Heute ist Hühnerfleisch bei weitem die beliebteste Geflügelart. In Millionen von Haushalten — auch in der Stadt — hält man sich Hühner, sowohl für den Eigenbedarf als auch zum Verkauf. Das Huhn ist auch eines der wenigen Nutztiere, die sich in so vielen unterschiedlichen Gegenden züchten lassen. In vielen Ländern hat man Rassen gezüchtet, die eigens dem Klima und den Bedürfnissen des Landes angepaßt sind. Dazu zählen Rassen wie Australorp (aus Australien), Leghorn (eine bekannte Züchtung, die zwar ursprünglich aus dem Mittelmeerraum stammt, aber in den Vereinigten Staaten recht beliebt ist), New Hampshire, Plymouth Rock, Rhodeländer, die Wyandotten (allesamt in den USA gezüchtet) sowie die englischen Rassen Cornish, Orpington und Sussex.
Die Hühnerzucht ist durch fortgeschrittene wissenschaftliche Methoden zu einem der *
lohnendsten landwirtschaftlichen Produktionszweige geworden. Auf Farmen in den Vereinigten Staaten bedient man sich sorgfältig kontrollierter Fütterungs- und Tierhaltungsverfahren sowie wissenschaftlicher Verfahren zur Seuchenbekämpfung und -verhütung. Viele Menschen verurteilen die Massentierhaltung als grausam. Das hat Geflügelzüchter allerdings nicht davon abgehalten, immer effizientere Aufzuchtmethoden für Hühner zu entwickeln. Mit Hilfe moderner Technik kann nur eine Person 25 000 bis 50 000 Hühner versorgen. Die Tiere erreichen bereits nach drei Monaten ihr Verkaufsgewicht.Ein Fleischlieferant
In so gut wie jedem Hotel, Restaurant oder jeder Gastwirtschaft dürfte ein Hühnergericht auf der Speisekarte stehen. Weltweit haben sich viele Schnellrestaurants sogar auf Hühnerfleisch spezialisiert. Mancherorts ist Huhn noch immer ein ideales Festessen. Und in einigen Ländern, wie zum Beispiel Indien, sind die raffiniertesten Rezepte für Gerichte mit Huhn entstanden. Der Gaumen wird dort verwöhnt mit Gerichten wie lal murgi (Huhn pikant), kurgi murgi (Huhn geschnetzelt) oder adrak murgi (Huhn in Ingwer).

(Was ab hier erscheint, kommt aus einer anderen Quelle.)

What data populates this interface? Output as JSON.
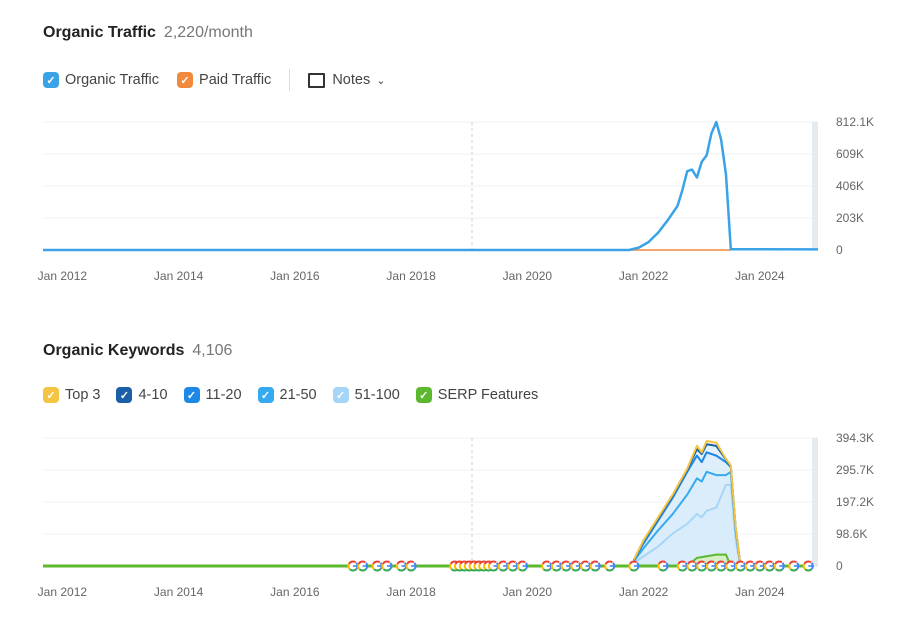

Warum ist Huhn so beliebt? Nun, nur weniges ist geschmacklich so vielseitig zuzubereiten wie Hühnerfleisch. Wie haben wir persönlich es denn am liebsten? Fritiert, gegrillt, gebraten, geschmort oder gekocht? Man braucht nur irgendein Kochbuch aufzuschlagen, und schon stößt man auf Rezepte für die geschmackvolle Zubereitung der verschiedenen Teile vom Hühnchen.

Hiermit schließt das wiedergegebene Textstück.